By Associated Press, Updated: Wednesday, June 6, 10:51 AM
FORT CARSON, Colo. — In 1943, an enraged Gen. George S. Patton slapped a battle-fatigued U.S. soldier at a military hospital and accused him of cowardice, an episode that nearly ended Patton’s career. Nearly 70 years later, two filmmakers — one of them Patton’s grandson — are trying to help soldiers cope with what is now called post-traumatic stress disorder by getting them to tell their war stories through a movie.
“Their generation just didn’t understand what this meant,” said Ben Patton, who takes his grandfather’s violent reaction as a sign that he too may have been suffering PTSD. “And that’s my call to action.”
Video
One way the U.S. Army is trying to treat returning war veterans with post-traumatic stress disorder is by encouraging them to take control of their own stories in a filmmaking class titled, “I Was There.”
With a growing demand for ways to treat the psychological damage of war, one Army pilot project is encouraging soldiers to take control of their own stories in a filmmaking class titled I Was There Media Workshop.
The Fort Carson program began last year under the auspices of Patton, a New York documentary filmmaker, and Scott Kinnamon, a Denver educational filmmaker. Some 20 veterans of the Iraq and Afghanistan wars so far have attempted to organize their combat experiences in video as a way to fight PTSD.

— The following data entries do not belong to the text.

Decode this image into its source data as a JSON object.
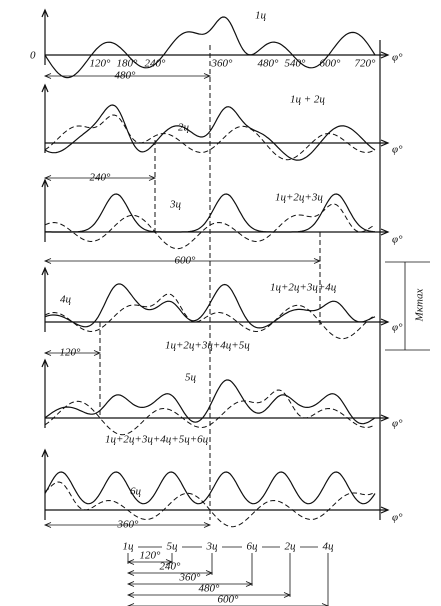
{
  "panel1": {
    "label": "1ц",
    "origin": "0",
    "angles": [
      "120°",
      "180°",
      "240°",
      "360°",
      "480°",
      "540°",
      "600°",
      "720°"
    ],
    "axis": "φ°",
    "span": "480°"
  },
  "panel2": {
    "single": "2ц",
    "sum": "1ц + 2ц",
    "axis": "φ°",
    "span": "240°"
  },
  "panel3": {
    "single": "3ц",
    "sum": "1ц+2ц+3ц",
    "axis": "φ°",
    "span": "600°"
  },
  "panel4": {
    "single": "4ц",
    "sum": "1ц+2ц+3ц+4ц",
    "axis": "φ°",
    "torque": "Mкmax",
    "span": "120°"
  },
  "panel5": {
    "single": "5ц",
    "sum": "1ц+2ц+3ц+4ц+5ц",
    "axis": "φ°"
  },
  "panel6": {
    "single": "6ц",
    "sum": "1ц+2ц+3ц+4ц+5ц+6ц",
    "axis": "φ°",
    "span": "360°"
  },
  "firing_order": {
    "cylinders": [
      "1ц",
      "5ц",
      "3ц",
      "6ц",
      "2ц",
      "4ц"
    ],
    "intervals": [
      "120°",
      "240°",
      "360°",
      "480°",
      "600°"
    ]
  }
}
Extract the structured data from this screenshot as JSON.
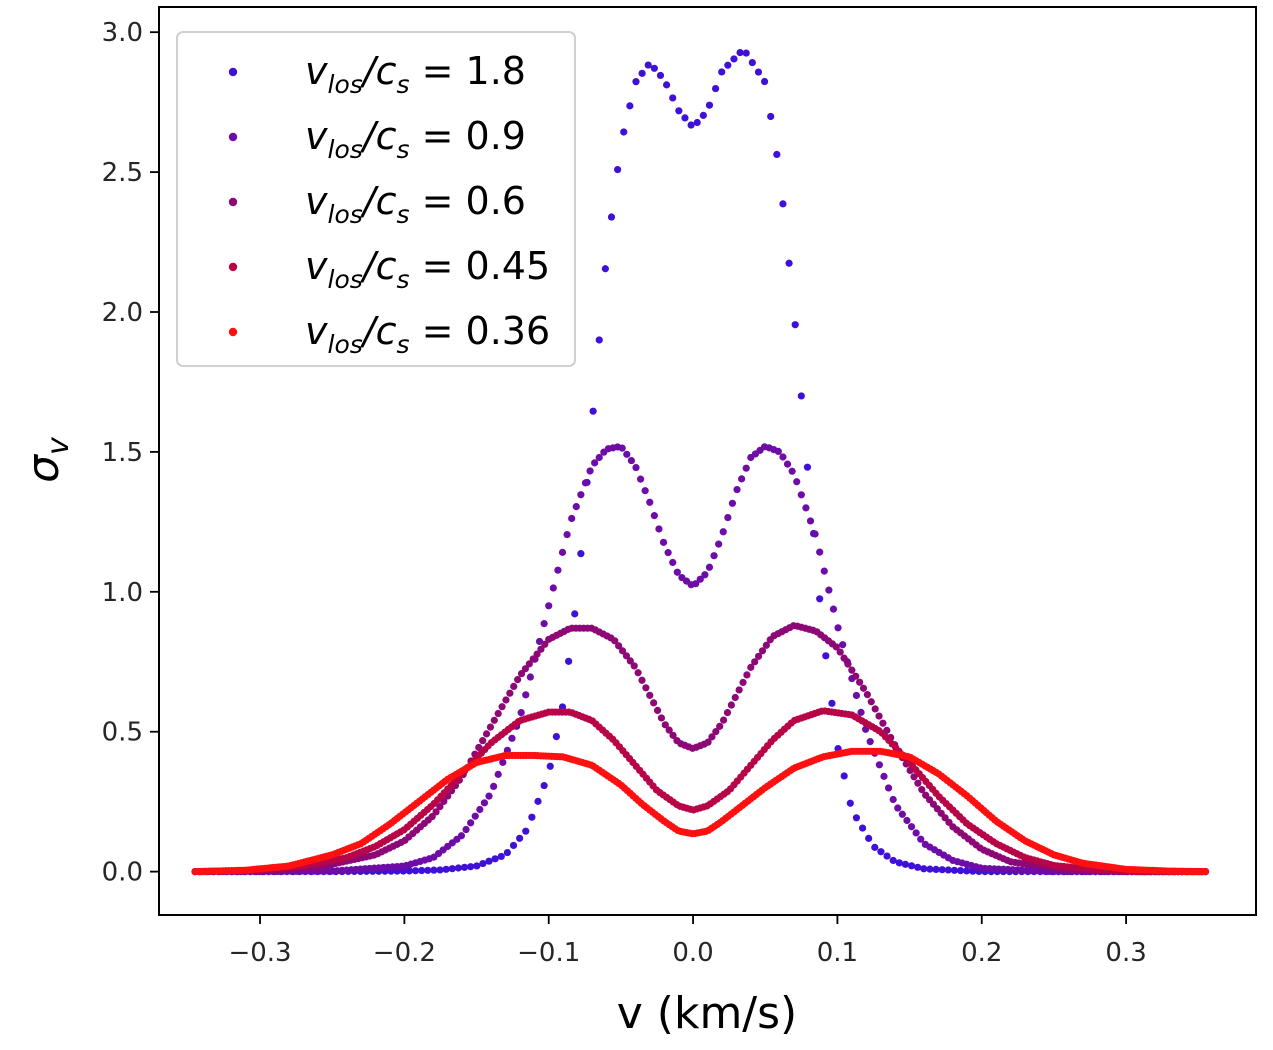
{
  "chart_data": {
    "type": "scatter",
    "title": "",
    "xlabel": "v (km/s)",
    "ylabel": "σ",
    "ylabel_sub": "v",
    "xlim": [
      -0.37,
      0.39
    ],
    "ylim": [
      -0.155,
      3.09
    ],
    "xticks": [
      -0.3,
      -0.2,
      -0.1,
      0.0,
      0.1,
      0.2,
      0.3
    ],
    "xtick_labels": [
      "−0.3",
      "−0.2",
      "−0.1",
      "0.0",
      "0.1",
      "0.2",
      "0.3"
    ],
    "yticks": [
      0.0,
      0.5,
      1.0,
      1.5,
      2.0,
      2.5,
      3.0
    ],
    "ytick_labels": [
      "0.0",
      "0.5",
      "1.0",
      "1.5",
      "2.0",
      "2.5",
      "3.0"
    ],
    "grid": false,
    "legend_position": "top-left",
    "series": [
      {
        "name": "v_los/c_s = 1.8",
        "legend": {
          "main": "v",
          "sub": "los",
          "mid": "/c",
          "sub2": "s",
          "value": " = 1.8"
        },
        "color": "#3f10d8",
        "x": [
          -0.345,
          -0.3,
          -0.25,
          -0.2,
          -0.175,
          -0.15,
          -0.13,
          -0.115,
          -0.1,
          -0.09,
          -0.08,
          -0.07,
          -0.06,
          -0.05,
          -0.04,
          -0.03,
          -0.02,
          -0.01,
          0.0,
          0.01,
          0.02,
          0.035,
          0.05,
          0.06,
          0.07,
          0.08,
          0.09,
          0.1,
          0.11,
          0.125,
          0.14,
          0.16,
          0.2,
          0.25,
          0.3,
          0.355
        ],
        "y": [
          0.0,
          0.0,
          0.0,
          0.002,
          0.006,
          0.02,
          0.06,
          0.15,
          0.35,
          0.6,
          1.0,
          1.6,
          2.2,
          2.6,
          2.82,
          2.89,
          2.83,
          2.72,
          2.66,
          2.72,
          2.86,
          2.94,
          2.82,
          2.5,
          2.0,
          1.4,
          0.85,
          0.45,
          0.22,
          0.09,
          0.035,
          0.01,
          0.0,
          0.0,
          0.0,
          0.0
        ]
      },
      {
        "name": "v_los/c_s = 0.9",
        "legend": {
          "main": "v",
          "sub": "los",
          "mid": "/c",
          "sub2": "s",
          "value": " = 0.9"
        },
        "color": "#6e0ca8",
        "x": [
          -0.345,
          -0.3,
          -0.25,
          -0.2,
          -0.18,
          -0.16,
          -0.14,
          -0.12,
          -0.1,
          -0.085,
          -0.07,
          -0.06,
          -0.05,
          -0.04,
          -0.03,
          -0.02,
          -0.01,
          0.0,
          0.01,
          0.02,
          0.03,
          0.04,
          0.05,
          0.06,
          0.07,
          0.085,
          0.1,
          0.12,
          0.14,
          0.16,
          0.18,
          0.2,
          0.25,
          0.3,
          0.355
        ],
        "y": [
          0.0,
          0.0,
          0.002,
          0.02,
          0.05,
          0.13,
          0.28,
          0.55,
          0.95,
          1.25,
          1.45,
          1.51,
          1.52,
          1.45,
          1.32,
          1.17,
          1.06,
          1.02,
          1.07,
          1.2,
          1.36,
          1.48,
          1.52,
          1.5,
          1.42,
          1.2,
          0.88,
          0.5,
          0.24,
          0.1,
          0.04,
          0.012,
          0.0,
          0.0,
          0.0
        ]
      },
      {
        "name": "v_los/c_s = 0.6",
        "legend": {
          "main": "v",
          "sub": "los",
          "mid": "/c",
          "sub2": "s",
          "value": " = 0.6"
        },
        "color": "#8d0876",
        "x": [
          -0.345,
          -0.3,
          -0.26,
          -0.22,
          -0.2,
          -0.18,
          -0.16,
          -0.14,
          -0.12,
          -0.1,
          -0.085,
          -0.07,
          -0.055,
          -0.04,
          -0.03,
          -0.02,
          -0.01,
          0.0,
          0.01,
          0.02,
          0.03,
          0.04,
          0.055,
          0.07,
          0.085,
          0.1,
          0.12,
          0.14,
          0.16,
          0.18,
          0.2,
          0.22,
          0.26,
          0.3,
          0.355
        ],
        "y": [
          0.0,
          0.002,
          0.015,
          0.06,
          0.11,
          0.2,
          0.34,
          0.52,
          0.7,
          0.83,
          0.87,
          0.87,
          0.83,
          0.73,
          0.63,
          0.53,
          0.46,
          0.44,
          0.46,
          0.53,
          0.63,
          0.73,
          0.84,
          0.88,
          0.86,
          0.8,
          0.64,
          0.45,
          0.28,
          0.16,
          0.08,
          0.035,
          0.006,
          0.0,
          0.0
        ]
      },
      {
        "name": "v_los/c_s = 0.45",
        "legend": {
          "main": "v",
          "sub": "los",
          "mid": "/c",
          "sub2": "s",
          "value": " = 0.45"
        },
        "color": "#b80548",
        "x": [
          -0.345,
          -0.3,
          -0.27,
          -0.24,
          -0.22,
          -0.2,
          -0.18,
          -0.16,
          -0.14,
          -0.12,
          -0.1,
          -0.085,
          -0.07,
          -0.055,
          -0.04,
          -0.025,
          -0.01,
          0.0,
          0.01,
          0.025,
          0.04,
          0.055,
          0.07,
          0.09,
          0.11,
          0.13,
          0.15,
          0.17,
          0.19,
          0.21,
          0.23,
          0.25,
          0.28,
          0.31,
          0.355
        ],
        "y": [
          0.0,
          0.005,
          0.02,
          0.05,
          0.09,
          0.15,
          0.24,
          0.35,
          0.46,
          0.54,
          0.57,
          0.57,
          0.54,
          0.47,
          0.38,
          0.29,
          0.235,
          0.22,
          0.235,
          0.29,
          0.38,
          0.47,
          0.54,
          0.575,
          0.56,
          0.5,
          0.39,
          0.27,
          0.17,
          0.1,
          0.05,
          0.022,
          0.006,
          0.0,
          0.0
        ]
      },
      {
        "name": "v_los/c_s = 0.36",
        "legend": {
          "main": "v",
          "sub": "los",
          "mid": "/c",
          "sub2": "s",
          "value": " = 0.36"
        },
        "color": "#ff1010",
        "x": [
          -0.345,
          -0.31,
          -0.28,
          -0.25,
          -0.23,
          -0.21,
          -0.19,
          -0.17,
          -0.15,
          -0.13,
          -0.11,
          -0.09,
          -0.07,
          -0.05,
          -0.035,
          -0.02,
          -0.01,
          0.0,
          0.01,
          0.02,
          0.035,
          0.05,
          0.07,
          0.09,
          0.11,
          0.13,
          0.15,
          0.17,
          0.19,
          0.21,
          0.23,
          0.25,
          0.27,
          0.3,
          0.33,
          0.355
        ],
        "y": [
          0.0,
          0.005,
          0.02,
          0.06,
          0.1,
          0.17,
          0.25,
          0.33,
          0.39,
          0.415,
          0.415,
          0.41,
          0.38,
          0.31,
          0.24,
          0.18,
          0.145,
          0.135,
          0.145,
          0.18,
          0.24,
          0.3,
          0.37,
          0.41,
          0.43,
          0.43,
          0.41,
          0.35,
          0.27,
          0.18,
          0.11,
          0.06,
          0.03,
          0.008,
          0.002,
          0.0
        ]
      }
    ]
  }
}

“You can put everything into a video or a movie, a small movie about what you want to tell people — your story,” said 1st Sgt. Jason Gallegos of Fountain, Colo., who deployed to Iraq three times and has now produced a short film called “From Hero to Zero.”
“If they want to watch it, great. If they don’t, then don’t. But I don’t have to go through the process of the ‘angsting’ up to tell somebody something, just for them to be interested for a minute,” Gallegos said.
Some 2.3 million men and women have served tours of duty in Iraq and Afghanistan in the past decade. The Rand Corp. said as many as 300,000 veterans of those wars may have suffered PTSD or major depression. The Pentagon and the Veterans Affairs Department have been ramping up therapy options for several years now and the effort continues as some troops continue to go undiagnosed or untreated.
Gallegos was a tank commander in Iraq and vividly recalls what he felt after his first engagement with insurgents in 2003. He ordered a tank gunner to fire on a man who had launched a rocket propelled grenade at his tank, and he watched through night-vision goggles as the bullets cut through the man.
Another reminder of the pain of war is a picture of Army Cpl. Gary Brent Coleman, of Pikeville, Ky., that Gallegos keeps on his Facebook page. Coleman was 24 when he died in an accident that tipped a Humvee under Gallegos’ command into a canal near Balad, Iraq, in November 2003. Gallegos and another soldier in the Humvee survived and Coleman died despite desperate efforts by Gallegos and the other solider to find him in the murky water.
“I did have one nightmare, where I was holding my breath and swimming underwater,” Gallegos said of his memory from that event.
Filmmaking as a way to document or cope with the lasting emotional impact of combat is not a new concept. In Los Angeles, ex-U.S. Marine filmmaker Garrett Anderson is making a documentary film with video from pocket digitial cameras that was captured during the November 2004 battle of Fallujah. The 2010 Academy Award nominated “Restrepo,” by author Sebastian Junger and photographer Tim Hetherington, tells the story of a platoon in combat in Afghanistan and its resulting emotional impact on the soldiers.